Quando ci si rende conto che il proprio matrimonio è arrivato al capolinea, si vivono una serie di emozioni differenti, a volte tra loro contrastanti, ma, come per tutti gli eventi critici e non previsti, comprendono inevitabilmente rabbia, delusione, risentimento.
A questi si associa spesso e volentieri una sensazione di smarrimento, determinato dalla scarsa conoscenza di quelle che saranno le ripercussioni del divorzio. È bene quindi soffermarsi su di esse…
Status civile, assegno di mantenimento, assegno divorzile, e tutte le altre conseguenze “monetarie” della fine di un matrimonio.
Nel momento in cui si perviene alla sentenza di divorzio in primo luogo si perde lo stato civile di coniugato, di modo che si possa decidere anche per nuove nozze, e la moglie torna al suo cognome da nubile “perdendo” quello del marito.
Per quanto concerne invece le ripercussioni a livello di patrimonio, in primo luogo, nel momento in cui uno dei due coniugi non percepisca redditi sufficienti, diventa beneficiario di un assegno divorzile che gli viene corrisposto dall’altro, e che può avere cadenza periodica oppure liquidazione in un’unica soluzione, e la cui entità viene determinata in base alle condizioni dei coniugi, alle ragioni della decisione, alla contribuzione di ciascuno dei due alla formazione del patrimonio familiare, alla durata del matrimonio.
Invece, in sede di separazione, l’assegno di mantenimento al coniuge cui non sia addebitabile la separazione è condizionato dalla circostanza che questi non sia titolare di redditi che gli permettano di mantenere un tenore di vita analogo a quello del matrimonio (in realtà i parametri per l’assegno divorzile sono stati recentemente modificati, com’è possibile avvedersi qui: Cambiamenti di rotta per stabilire l’assegno divorzile), ma anche alle sue potenzialità (è chiaro che un giudice sarà più propenso ad assegnarlo ad una donna in età avanzata e con problemi di salute, rispetto magari ad una giovane, con titoli formativi, lavorativi e professionali, e con una salute non compromessa).
Qualora il soggetto sia destinatario dell’assegno divorzile, lo sarà anche della pensione di reversibilità dell’ex coniuge: in caso contrario non sussisterà tale diritto.
Ancora, sebbene venga meno il rapporto coniugale, l’ex ha diritto ad una parte dell’indennità di fine rapporto (o TFR), ma solo limitatamente a quella maturata prima che venisse pronunciata sentenza definitiva di divorzio.

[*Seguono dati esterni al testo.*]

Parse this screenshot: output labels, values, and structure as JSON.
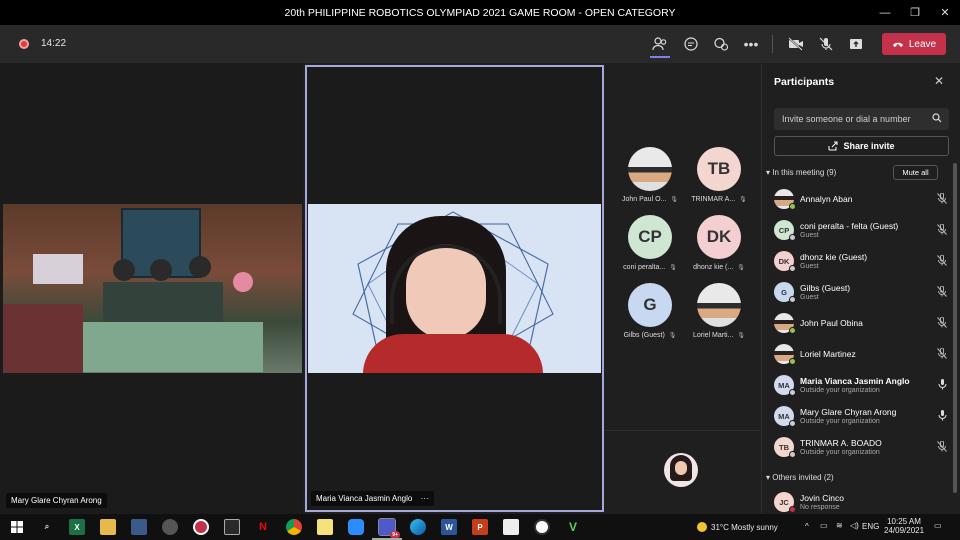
{
  "window": {
    "title": "20th PHILIPPINE ROBOTICS OLYMPIAD 2021 GAME ROOM - OPEN CATEGORY",
    "controls": [
      "—",
      "❐",
      "✕"
    ]
  },
  "toolbar": {
    "timer": "14:22",
    "leave_label": "Leave"
  },
  "tiles": {
    "left_name": "Mary Glare Chyran Arong",
    "center_name": "Maria Vianca Jasmin Anglo",
    "center_more": "···"
  },
  "grid": [
    {
      "initials": "",
      "label": "John Paul O...",
      "color": "#e8e8e8",
      "photo": true
    },
    {
      "initials": "TB",
      "label": "TRINMAR A...",
      "color": "#f3d6cf"
    },
    {
      "initials": "CP",
      "label": "coni peralta...",
      "color": "#cfe6d3"
    },
    {
      "initials": "DK",
      "label": "dhonz kie (...",
      "color": "#f3cfd2"
    },
    {
      "initials": "G",
      "label": "Gilbs (Guest)",
      "color": "#c8d8f0"
    },
    {
      "initials": "",
      "label": "Loriel Marti...",
      "color": "#e8e8e8",
      "photo": true
    }
  ],
  "panel": {
    "title": "Participants",
    "invite_placeholder": "Invite someone or dial a number",
    "share_label": "Share invite",
    "in_meeting": "In this meeting (9)",
    "mute_all": "Mute all",
    "others": "Others invited (2)",
    "people": [
      {
        "initials": "",
        "name": "Annalyn Aban",
        "sub": "",
        "bg": "#f0e6e6",
        "status": "#92c353",
        "mic": "muted",
        "photo": true
      },
      {
        "initials": "CP",
        "name": "coni peralta - felta (Guest)",
        "sub": "Guest",
        "bg": "#cfe6d3",
        "status": "#cccccc",
        "mic": "muted"
      },
      {
        "initials": "DK",
        "name": "dhonz kie (Guest)",
        "sub": "Guest",
        "bg": "#f3cfd2",
        "status": "#cccccc",
        "mic": "muted"
      },
      {
        "initials": "G",
        "name": "Gilbs (Guest)",
        "sub": "Guest",
        "bg": "#c8d8f0",
        "status": "#cccccc",
        "mic": "muted"
      },
      {
        "initials": "",
        "name": "John Paul Obina",
        "sub": "",
        "bg": "#e0e0e0",
        "status": "#92c353",
        "mic": "muted",
        "photo": true
      },
      {
        "initials": "",
        "name": "Loriel Martinez",
        "sub": "",
        "bg": "#e0e0e0",
        "status": "#92c353",
        "mic": "muted",
        "photo": true
      },
      {
        "initials": "MA",
        "name": "Maria Vianca Jasmin Anglo",
        "sub": "Outside your organization",
        "bg": "#d5d9f0",
        "status": "#cccccc",
        "mic": "on",
        "bold": true
      },
      {
        "initials": "MA",
        "name": "Mary Glare Chyran Arong",
        "sub": "Outside your organization",
        "bg": "#d5d9f0",
        "status": "#cccccc",
        "mic": "on"
      },
      {
        "initials": "TB",
        "name": "TRINMAR A. BOADO",
        "sub": "Outside your organization",
        "bg": "#f3d6cf",
        "status": "#cccccc",
        "mic": "muted"
      },
      {
        "initials": "JC",
        "name": "Jovin Cinco",
        "sub": "No response",
        "bg": "#f3d6cf",
        "status": "#c4314b",
        "mic": "none"
      }
    ]
  },
  "taskbar": {
    "weather": "31°C  Mostly sunny",
    "lang": "ENG",
    "time": "10:25 AM",
    "date": "24/09/2021",
    "badge": "9+"
  }
}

In ultimo, con la fine del matrimonio, si conclude anche il diritto del coniuge ad essere successore dei beni dell’altro in caso di dipartita.
Bigenitorialità/monogenitorialità
In realtà, entrambe queste misure economiche non sono concesse in prima istanza all’altro coniuge, ma ai figli della coppia (il ché non significa automaticamente che in loro assenza non saranno corrisposte, stante però le condizioni di cui si è detto): esse risultano essenziali per il mantenimento dei figli, laddove l’art. 337 ter del codice civile stabilisce il principio della bigenitorialità, che impone che ogni genitore provveda al sostentamento della prole, anche, laddove previsto dal giudice, con un assegno periodico che tenga conto delle sue esigenze, del tempo di permanenza presso ciascun genitore, del grado e livello di cura assunti da ciascuno di essi.
Dunque, oggigiorno padre e madre conservano eguali diritti e obblighi nei confronti di figli, in termini di affido e mantenimento, e la monogenitorialità rappresenta una pratica residuale.
E tuttavia, l’Istat registra come il fenomeno della famiglia monoparentale riguardi prevalentemente la donna, con una ripartizione che vede il 26% allocato nelle regioni del Nord-Ovest, il 23,6% in quelle del Sud, il 20,1% nel Centro, il 19,1% nelle realtà del Nord-Est e l’11,2% nelle Isole.
La maggioranza delle madri sole è vedova, ma la percentuale di quelle separate e divorziate è immediatamente seconda (attestandosi a quasi il 40%), mentre le nubili ammontano a meno dell’8%). Tutte queste donne, indipendentemente dalla collocazione nell’una o nell’altra categoria, sono molto giovani: quasi il 37% ha un’età compresa tra i 35 e i 44 anni, ma poco meno del 36% va dai 45 ai 54 anni. Molto basso il titolo di studio: la sola licenza elementare nel 42,7% dei casi, la licenza media nel 30%, il diploma nel 21,3%, e solo il 6% possiedono una laurea. La maggior parte lavora come impiegata o come operaia. Ma il dato più allarmante è che poco meno della metà delle madri sole dichiara di disporre di risorse insufficienti al mantenimento proprio e dei figli.